There is a glimmer of good news, however.
They’re few, but we’re getting some indication that a talented minority within Hollywood have grown weary of these redundant beats. Netflix recently dumped the entire first season of the delightfully-violent Daredevil. The show, though taking place largely in the darkly-lit corners of New York much like Nolan’s Batman Trilogy, features astounding cinematic achievement such as glorious one-take scenes such as this.

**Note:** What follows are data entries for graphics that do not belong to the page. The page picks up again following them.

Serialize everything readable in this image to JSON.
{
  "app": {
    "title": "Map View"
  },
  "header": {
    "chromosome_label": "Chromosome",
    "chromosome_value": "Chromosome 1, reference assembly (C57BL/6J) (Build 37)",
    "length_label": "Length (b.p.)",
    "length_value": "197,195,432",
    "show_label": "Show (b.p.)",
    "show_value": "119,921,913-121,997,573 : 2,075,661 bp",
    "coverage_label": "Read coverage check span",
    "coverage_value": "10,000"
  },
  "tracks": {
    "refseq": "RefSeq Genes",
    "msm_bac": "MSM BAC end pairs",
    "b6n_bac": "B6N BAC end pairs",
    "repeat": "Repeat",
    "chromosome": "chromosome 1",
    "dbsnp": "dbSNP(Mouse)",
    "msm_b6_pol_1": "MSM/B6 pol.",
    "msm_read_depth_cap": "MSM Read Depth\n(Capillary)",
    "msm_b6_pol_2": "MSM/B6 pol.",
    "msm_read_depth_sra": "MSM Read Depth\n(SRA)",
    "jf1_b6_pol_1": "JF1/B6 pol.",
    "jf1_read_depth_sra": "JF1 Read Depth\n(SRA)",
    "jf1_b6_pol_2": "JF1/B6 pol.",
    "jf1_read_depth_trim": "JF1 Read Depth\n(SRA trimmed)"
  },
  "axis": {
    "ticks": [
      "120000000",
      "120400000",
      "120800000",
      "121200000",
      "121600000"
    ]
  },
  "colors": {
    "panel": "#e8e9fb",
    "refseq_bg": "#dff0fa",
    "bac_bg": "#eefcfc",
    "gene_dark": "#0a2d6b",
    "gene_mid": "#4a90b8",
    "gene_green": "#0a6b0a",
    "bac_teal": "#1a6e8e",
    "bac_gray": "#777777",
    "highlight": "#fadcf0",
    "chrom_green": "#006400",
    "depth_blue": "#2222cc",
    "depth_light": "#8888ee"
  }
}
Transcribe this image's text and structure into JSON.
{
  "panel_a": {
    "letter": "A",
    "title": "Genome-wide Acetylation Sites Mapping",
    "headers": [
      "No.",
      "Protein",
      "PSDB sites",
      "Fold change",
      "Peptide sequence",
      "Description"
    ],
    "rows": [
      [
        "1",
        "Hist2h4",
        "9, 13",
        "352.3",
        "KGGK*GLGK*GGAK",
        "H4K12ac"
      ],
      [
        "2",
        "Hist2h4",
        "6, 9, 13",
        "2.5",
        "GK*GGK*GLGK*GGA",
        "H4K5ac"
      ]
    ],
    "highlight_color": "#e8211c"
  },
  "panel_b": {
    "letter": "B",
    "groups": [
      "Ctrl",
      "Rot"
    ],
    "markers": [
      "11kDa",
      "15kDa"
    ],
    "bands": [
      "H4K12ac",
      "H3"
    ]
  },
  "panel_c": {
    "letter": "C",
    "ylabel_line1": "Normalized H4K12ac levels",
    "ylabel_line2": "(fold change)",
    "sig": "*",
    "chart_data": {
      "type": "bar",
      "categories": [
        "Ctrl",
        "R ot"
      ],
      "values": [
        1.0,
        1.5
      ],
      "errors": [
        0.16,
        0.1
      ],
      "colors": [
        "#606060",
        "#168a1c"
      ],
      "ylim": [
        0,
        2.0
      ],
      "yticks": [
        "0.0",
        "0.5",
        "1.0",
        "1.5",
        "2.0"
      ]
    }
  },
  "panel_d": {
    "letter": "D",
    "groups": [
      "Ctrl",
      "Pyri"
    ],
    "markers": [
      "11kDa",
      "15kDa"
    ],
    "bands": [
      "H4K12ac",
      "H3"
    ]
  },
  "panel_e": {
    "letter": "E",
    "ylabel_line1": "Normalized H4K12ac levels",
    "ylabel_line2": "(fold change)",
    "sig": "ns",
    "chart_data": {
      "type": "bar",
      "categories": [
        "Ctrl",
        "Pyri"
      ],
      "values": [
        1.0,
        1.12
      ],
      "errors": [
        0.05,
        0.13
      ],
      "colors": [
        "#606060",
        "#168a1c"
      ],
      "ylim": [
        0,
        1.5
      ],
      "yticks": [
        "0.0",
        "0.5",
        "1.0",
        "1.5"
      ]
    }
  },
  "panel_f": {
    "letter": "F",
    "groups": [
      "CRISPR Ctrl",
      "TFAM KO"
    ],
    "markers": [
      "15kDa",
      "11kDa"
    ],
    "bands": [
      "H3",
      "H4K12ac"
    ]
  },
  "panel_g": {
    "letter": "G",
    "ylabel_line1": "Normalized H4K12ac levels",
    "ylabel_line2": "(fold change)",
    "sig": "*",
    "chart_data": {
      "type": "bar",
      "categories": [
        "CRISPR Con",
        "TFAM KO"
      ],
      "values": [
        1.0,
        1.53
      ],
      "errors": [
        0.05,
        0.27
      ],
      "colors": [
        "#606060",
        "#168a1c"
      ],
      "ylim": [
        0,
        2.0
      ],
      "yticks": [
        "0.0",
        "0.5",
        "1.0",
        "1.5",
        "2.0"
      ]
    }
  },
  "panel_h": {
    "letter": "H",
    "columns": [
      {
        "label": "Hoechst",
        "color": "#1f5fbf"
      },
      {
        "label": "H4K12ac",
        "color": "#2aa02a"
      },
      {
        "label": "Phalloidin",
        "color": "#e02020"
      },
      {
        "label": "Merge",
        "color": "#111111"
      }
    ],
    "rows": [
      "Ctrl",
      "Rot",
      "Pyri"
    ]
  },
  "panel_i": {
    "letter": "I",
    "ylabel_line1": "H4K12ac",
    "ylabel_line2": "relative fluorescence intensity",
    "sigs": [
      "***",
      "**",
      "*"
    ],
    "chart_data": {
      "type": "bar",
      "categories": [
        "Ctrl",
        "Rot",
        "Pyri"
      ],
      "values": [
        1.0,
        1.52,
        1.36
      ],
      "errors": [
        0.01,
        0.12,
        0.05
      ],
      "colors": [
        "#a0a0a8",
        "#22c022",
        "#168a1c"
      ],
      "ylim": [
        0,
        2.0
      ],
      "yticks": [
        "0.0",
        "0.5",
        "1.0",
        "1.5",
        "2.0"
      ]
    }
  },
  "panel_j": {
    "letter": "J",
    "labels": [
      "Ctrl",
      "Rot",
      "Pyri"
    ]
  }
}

It features actual human beings who are forced to suffer the consequences of Matthew Murdock’s masked Vigilantism— specific examples being the well-written and delivered Rosario Dawson character and the affable Foggy Nelson. Last summer we were treated to some much-desired lighting with the shining release of Guardians of the Galaxy. Also, there were moments of humanity in Iron Man 3 with the little boy who helps Tony rebuild his suit and the terrific Ben Kingsley character. But the pleasantry is quickly forgotten as the film digresses into its ending, a conflagration of destructive explosions.
Then theres the new Star Wars trailer displaying a shipwrecked star destroyer. A reminder that while the Ewoks were getting turnt-up and drumming on the helmets of stormtroopers, others in the galaxy were left to clean up the mess.
There is lots of work to be done, as for every promising release like Daredevil and Guardians is countered by an overwhelming vomitorium of uninspired Zach Snyder films and Michael Bay catastrophes. But the encouraging news is that the audience can protest their upheaval and demand more from Hollywood. They can be heard by staying home this summer.